Kiire Wellness | Oludaré Bernard
Through performance and workshops, Kiire Wellness creates safe spaces for Black LGBT+ communities to explore African spiritual expression and wellness as a human right. Founded by Oludaré Bernard, Kiire Wellness aims to preserve ancestral wisdom, culture, and also the health and wellness of Black LGBT+ people who have to consistently fight for their right to breath and live safely. Due to dangers present in Black and LGBT+ communities, a space to explore spirituality, belonging, and calm is of utmost importance.
Through the interweaving of Afro-Ancestral spiritual traditions of movement, song and rhythm like Orisha and the art of LGBT+ performance in the Ballroom Scene, otherwise known as “Voguing”, Kiire Wellness creates spaces for Black LGBT+ communities that explore what it means to be liberated, to be empowered, and to have access to Black, African, spiritual expression.
The Free Black Women's Library
The Free Black Women's Library is a social art project, interactive installation, and collection of over 4,000 books that celebrates the brilliance, diversity, and imagination of Black women and Black non-binary authors. The Library also engages in multiple partnerships and collaborations with artists, writers, cultural workers, art institutions, and organizations from across the country. The Library offers a wide array of workshops, film screenings, readings, performances, and radical conversations that provide and inspire counter narratives around race, gender, and culture.
The mission and purpose of the Library is to center and celebrate the creative and intellectual labor of Black women writers from all over the world. The library is grounded in Black Feminist Praxis, radical imagination, collective care, and community building. It aims to provide a space that both liberating and nurturing to the community.
Mafor Mambo Tse | Nelson Mandela High school
As a form of outreach with Nelson Mandela High School for Social Justice, BAC Teaching Artist Mafor Mambo Tse has been hosting a series of “Lunchtime Community Conversations.” The series was put together by teachers and students of Nelson Mandela School for Social Justice. The series looks at dance through a social justice lens and covers topics such as police brutality, systemic racism, Black resistance, and mask dance as a form of resistance.
Mambo Tse studied Theory of Communications at Marymount Manhattan College & Corporate Communication at Mercy College in New-York City. She is known as a choreographer, artistic director and performance artist. Over the past seventeen years, she has conducted many community engagement workshops on African dances, histories, music, and cultures globally.
avani patel | P.S. 288 The Shirley Tanyhill
Avani Patel is a BAC Teaching Artist at P.S. 288 The Shirley Tanyhill. For Black History Month, Patel engaged students in a lesson about African American artist Romare Bearden. Students created mixed media projects inspired by Bearden.

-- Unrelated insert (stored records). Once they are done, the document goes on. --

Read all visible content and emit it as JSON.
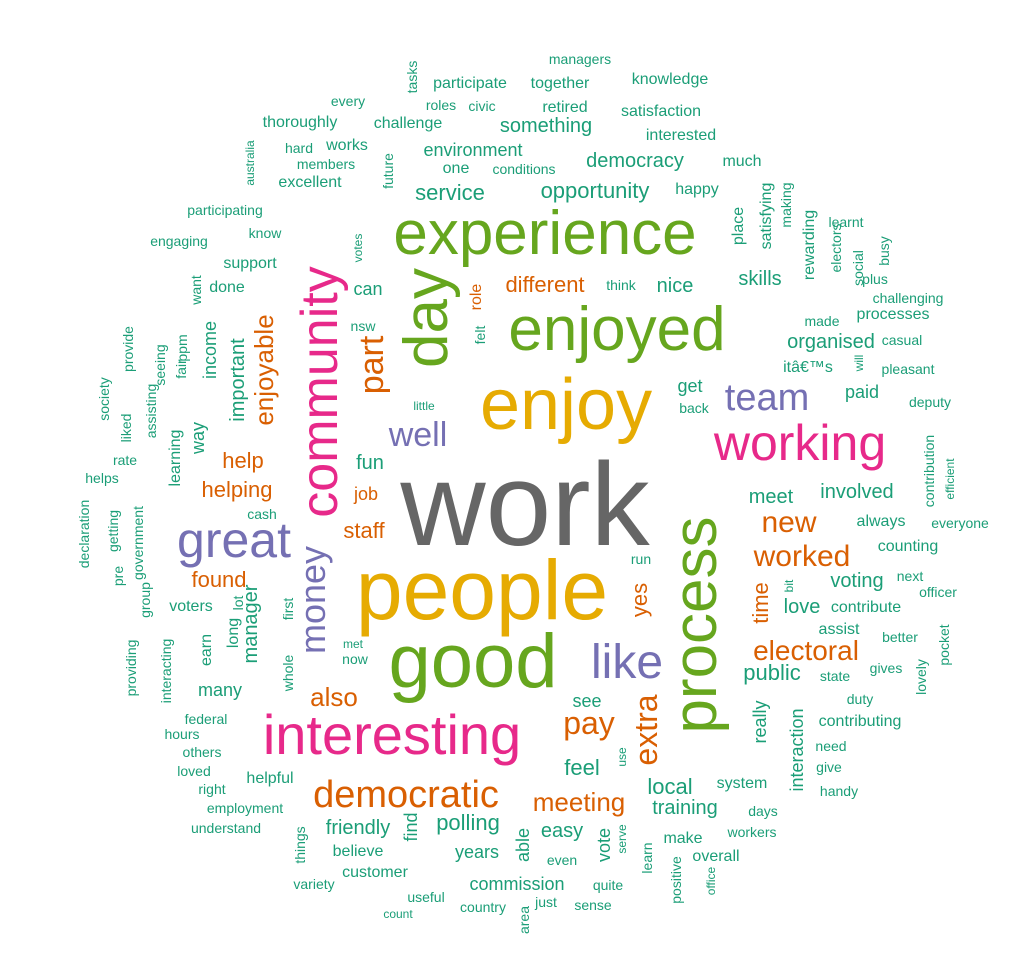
{
  "colors": {
    "gray": "#666666",
    "gold": "#E6AB02",
    "green": "#66A61E",
    "pink": "#E7298A",
    "purple": "#7570B3",
    "orange": "#D95F02",
    "teal": "#1B9E77"
  },
  "words": [
    "work",
    "people",
    "enjoy",
    "good",
    "enjoyed",
    "experience",
    "process",
    "interesting",
    "day",
    "community",
    "working",
    "great",
    "like",
    "democratic",
    "team",
    "money",
    "part",
    "well",
    "pay",
    "extra",
    "meeting",
    "new",
    "worked",
    "electoral",
    "also",
    "public",
    "local",
    "feel",
    "help",
    "helping",
    "enjoyable",
    "found",
    "staff",
    "fun",
    "job",
    "different",
    "important",
    "manager",
    "yes",
    "time",
    "polling",
    "friendly",
    "really",
    "income",
    "vote",
    "training",
    "commission",
    "service",
    "opportunity",
    "democracy",
    "environment",
    "something",
    "challenge",
    "organised",
    "skills",
    "nice",
    "meet",
    "involved",
    "voting",
    "love",
    "contribute",
    "assist",
    "interaction",
    "easy",
    "years",
    "believe",
    "customer",
    "see",
    "get",
    "paid",
    "itâ€™s",
    "always",
    "counting",
    "processes",
    "made",
    "thoroughly",
    "support",
    "done",
    "know",
    "can",
    "nsw",
    "role",
    "felt",
    "think",
    "run",
    "place",
    "satisfying",
    "rewarding",
    "learnt",
    "busy",
    "social",
    "plus",
    "challenging",
    "casual",
    "pleasant",
    "will",
    "deputy",
    "contribution",
    "efficient",
    "everyone",
    "next",
    "officer",
    "better",
    "pocket",
    "lovely",
    "gives",
    "duty",
    "contributing",
    "need",
    "give",
    "handy",
    "state",
    "system",
    "days",
    "workers",
    "overall",
    "make",
    "positive",
    "office",
    "learn",
    "serve",
    "quite",
    "sense",
    "just",
    "area",
    "useful",
    "count",
    "country",
    "variety",
    "things",
    "understand",
    "employment",
    "right",
    "loved",
    "others",
    "hours",
    "federal",
    "interacting",
    "providing",
    "helpful",
    "many",
    "earn",
    "long",
    "lot",
    "first",
    "whole",
    "met",
    "now",
    "voters",
    "group",
    "government",
    "pre",
    "getting",
    "declaration",
    "helps",
    "rate",
    "liked",
    "society",
    "assisting",
    "seeing",
    "provide",
    "fair",
    "ppm",
    "want",
    "learning",
    "way",
    "little",
    "back",
    "cash",
    "bit",
    "find",
    "able",
    "even",
    "use",
    "managers",
    "together",
    "participate",
    "knowledge",
    "retired",
    "satisfaction",
    "interested",
    "much",
    "happy",
    "tasks",
    "every",
    "roles",
    "civic",
    "works",
    "hard",
    "members",
    "one",
    "conditions",
    "future",
    "votes",
    "excellent",
    "australia",
    "participating",
    "engaging",
    "making",
    "electors",
    "customer",
    "employment",
    "contributing"
  ]
}
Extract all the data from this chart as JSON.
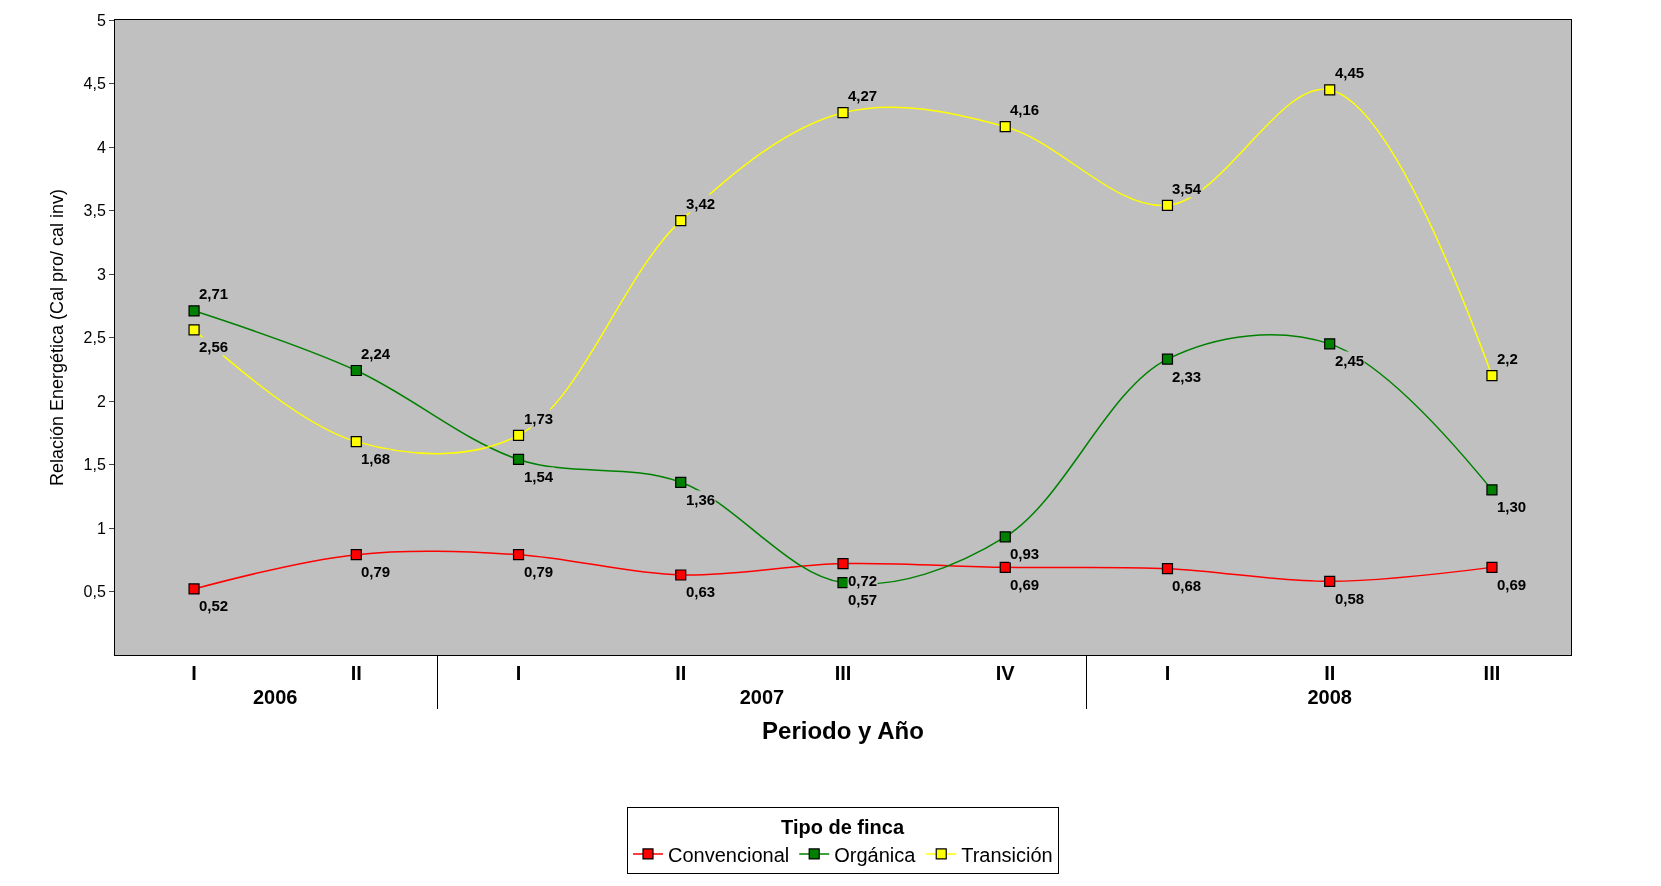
{
  "chart_data": {
    "type": "line",
    "xlabel": "Periodo y Año",
    "ylabel": "Relación Energética (Cal pro/ cal inv)",
    "legend_title": "Tipo de finca",
    "categories": [
      [
        "2006",
        "I"
      ],
      [
        null,
        "II"
      ],
      [
        "2007",
        "I"
      ],
      [
        null,
        "II"
      ],
      [
        null,
        "III"
      ],
      [
        null,
        "IV"
      ],
      [
        "2008",
        "I"
      ],
      [
        null,
        "II"
      ],
      [
        null,
        "III"
      ]
    ],
    "series": [
      {
        "name": "Convencional",
        "color": "#ff0000",
        "values": [
          0.52,
          0.79,
          0.79,
          0.63,
          0.72,
          0.69,
          0.68,
          0.58,
          0.69
        ],
        "value_labels": [
          "0,52",
          "0,79",
          "0,79",
          "0,63",
          "0,72",
          "0,69",
          "0,68",
          "0,58",
          "0,69"
        ]
      },
      {
        "name": "Orgánica",
        "color": "#008000",
        "values": [
          2.71,
          2.24,
          1.54,
          1.36,
          0.57,
          0.93,
          2.33,
          2.45,
          1.3
        ],
        "value_labels": [
          "2,71",
          "2,24",
          "1,54",
          "1,36",
          "0,57",
          "0,93",
          "2,33",
          "2,45",
          "1,30"
        ]
      },
      {
        "name": "Transición",
        "color": "#ffff00",
        "values": [
          2.56,
          1.68,
          1.73,
          3.42,
          4.27,
          4.16,
          3.54,
          4.45,
          2.2
        ],
        "value_labels": [
          "2,56",
          "1,68",
          "1,73",
          "3,42",
          "4,27",
          "4,16",
          "3,54",
          "4,45",
          "2,2"
        ]
      }
    ],
    "ylim": [
      0,
      5
    ],
    "yticks": [
      {
        "value": 0.5,
        "label": "0,5"
      },
      1,
      {
        "value": 1.5,
        "label": "1,5"
      },
      2,
      {
        "value": 2.5,
        "label": "2,5"
      },
      3,
      {
        "value": 3.5,
        "label": "3,5"
      },
      4,
      {
        "value": 4.5,
        "label": "4,5"
      },
      5
    ],
    "grid": false,
    "legend": "bottom",
    "marker": "square",
    "line_style": "solid"
  }
}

Patel is a painter and visual artist whose work interprets music and expresses it visuall. In her own words: “My paintings invite the viewer to wander through a universe of color and pattern in motion - a world of energy in music manifested in visual form. In the small universe I altered and accepted life of being, from everyday appreciation that gets created on canvas or in my drawings. The idea is to interpret the content of the music and express it via visual images; to create an environment of joy and passion conveying a feeling of dance and festivity while using the psyche’s imagination.”